Kim Yamaguchi, a stay-at-home mother in Palmdale, Calif., who reviewed “Saving the World and Other Extreme Sports” positively for Mothertalk, a blogging network (mother-talk.com), says she was surprised by how much she enjoyed the book. “He does a really great job of capturing your attention,” Ms. Yamaguchi said in an interview. “That’s great for kids, because if they don’t get their attention captured they’re not going to read.”
Ms. Yamaguchi said that she passed the book on to her 11-year-old daughter, and that they were both eagerly awaiting “The Final Warning.” Asked who was likely to read it first, she responded, “I will.”
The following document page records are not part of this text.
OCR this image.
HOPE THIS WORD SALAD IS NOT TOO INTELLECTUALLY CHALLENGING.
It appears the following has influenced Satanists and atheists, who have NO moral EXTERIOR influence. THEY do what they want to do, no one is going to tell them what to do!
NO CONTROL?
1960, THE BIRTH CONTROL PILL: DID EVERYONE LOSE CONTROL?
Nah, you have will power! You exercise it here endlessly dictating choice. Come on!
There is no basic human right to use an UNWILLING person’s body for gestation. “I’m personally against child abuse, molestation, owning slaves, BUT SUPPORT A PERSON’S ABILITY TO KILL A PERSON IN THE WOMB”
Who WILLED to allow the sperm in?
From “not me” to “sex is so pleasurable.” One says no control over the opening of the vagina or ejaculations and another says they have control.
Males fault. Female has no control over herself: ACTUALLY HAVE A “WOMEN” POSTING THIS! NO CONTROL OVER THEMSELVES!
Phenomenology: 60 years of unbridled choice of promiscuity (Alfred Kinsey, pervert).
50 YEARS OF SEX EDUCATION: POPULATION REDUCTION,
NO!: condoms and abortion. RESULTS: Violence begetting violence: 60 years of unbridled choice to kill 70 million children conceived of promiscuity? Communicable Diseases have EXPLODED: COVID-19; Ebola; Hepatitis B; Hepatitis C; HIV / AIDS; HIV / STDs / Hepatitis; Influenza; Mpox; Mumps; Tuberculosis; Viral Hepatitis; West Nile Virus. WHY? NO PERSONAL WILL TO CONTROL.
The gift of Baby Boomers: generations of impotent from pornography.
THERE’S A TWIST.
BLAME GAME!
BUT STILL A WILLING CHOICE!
Little, Brown has also asked booksellers to shelve hardcover editions of the new “Maximum Ride” title and “Daniel X” in the adult section. Six months after hardcover publication, it will release a paperback version for the young-adult sections of the bookstores, and six months after that a mass-market paperback edition for the adult shelves.
Booksellers have responded differently to the request. At Borders Group, Diane Mangan, the director for the children’s category, said that although the new “Maximum Ride” would be promoted heavily at the front of the store, it would ultimately remain in the young-adult section.
At Barnes & Noble, Bob Wietrak, a vice president for merchandising, said his chain would allow the “Maximum Ride” books to spend as much time at the front of the stores as one of Mr. Patterson’s adult titles would, and would shelve the hardcovers with the adult books, even though it has rarely done so for other juvenile titles, including the Harry Potter books.
Mr. Wietrak said he was willing to experiment. “If the sales grow and more readers are reading it, wonderful,” he said. “If we haven’t seen significant growth, then we would say, well, maybe only the young teenagers are still buying it and the adults didn’t want it.”
Michael Pietsch, publisher of Little, Brown, said that if the promotion works for James Patterson, it could work for other young-adult authors. “I do like the idea of making books available to as many potential readers as possible,” he said.
Mr. Patterson said that if he simply wanted to make more money, he would have developed another adult series. “I just am convinced that there aren’t enough books like this — books that kids can pick up and go ‘Wow, that was terrific, I wouldn’t mind reading another book,’ ” he said of his “Maximum Ride” series. “The most important thing to me is that more kids read these.”